7. The sensible heat fluxes can also be determined using the wind profile data. (see spreadsheet discussion at the end of the assignment)

    * Calculate the sensible heat flux using this approach for the same period as your EC analysis 
    * Compare the sensible heat fluxes obtained.
    * Assess the SEB closure again using these results (as above). 

8. Determine the probable errors in your results

9.	(MT49E) For one of the hours for which you have analysed EC data, download the raw 10 Hz data 
    * Calculate the sensible and latent heat fluxes. You will need to perform co-ordinate rotations. 
    * Calculate the Obukhov length for the same period. 
    * Compare your results to the pre-calculated heat fluxes (e.g. add data points to your previous graphs). 
    * Identify what corrections you have made to your calculations compared with other possible corrections you could have used (e.g. see Burba 2013; Kotthaus and Grimmond 2014). Consider the implications of these.

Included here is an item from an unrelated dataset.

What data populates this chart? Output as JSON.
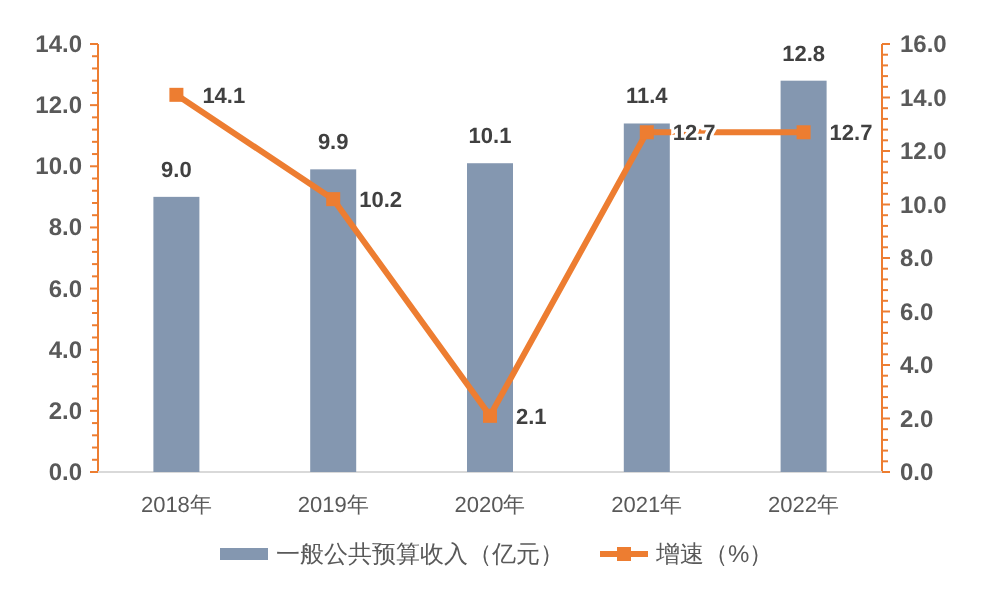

10. Systematically perturb $Q^*$, $Q_G$, canopy resistance rc, roughness length z0 in the Penman Monteith equation. Which uncertainty has the biggest effect on the estimated fluxes? Derive an overall estimate for the accuracy of the Penman-Monteith method for both $Q_E$ and $Q_H$. Do this by assuming reasonable errors in the parameters and variables. What is the impact of assuming neutral conditions versus actual stability conditions on the calculated value of ra? What error in the fluxes does this cause? How will this error vary for extremely unstable or stable conditions?

11. Convert your PM $Q_E$ estimate and your EC $Q_E$ estimate from $\mathrm{W \ m^{-2}}$ to evapotranspiration in $\mathrm{mm\ day^{-1}}$. Compare these rates to the rainfall in the period around your study period.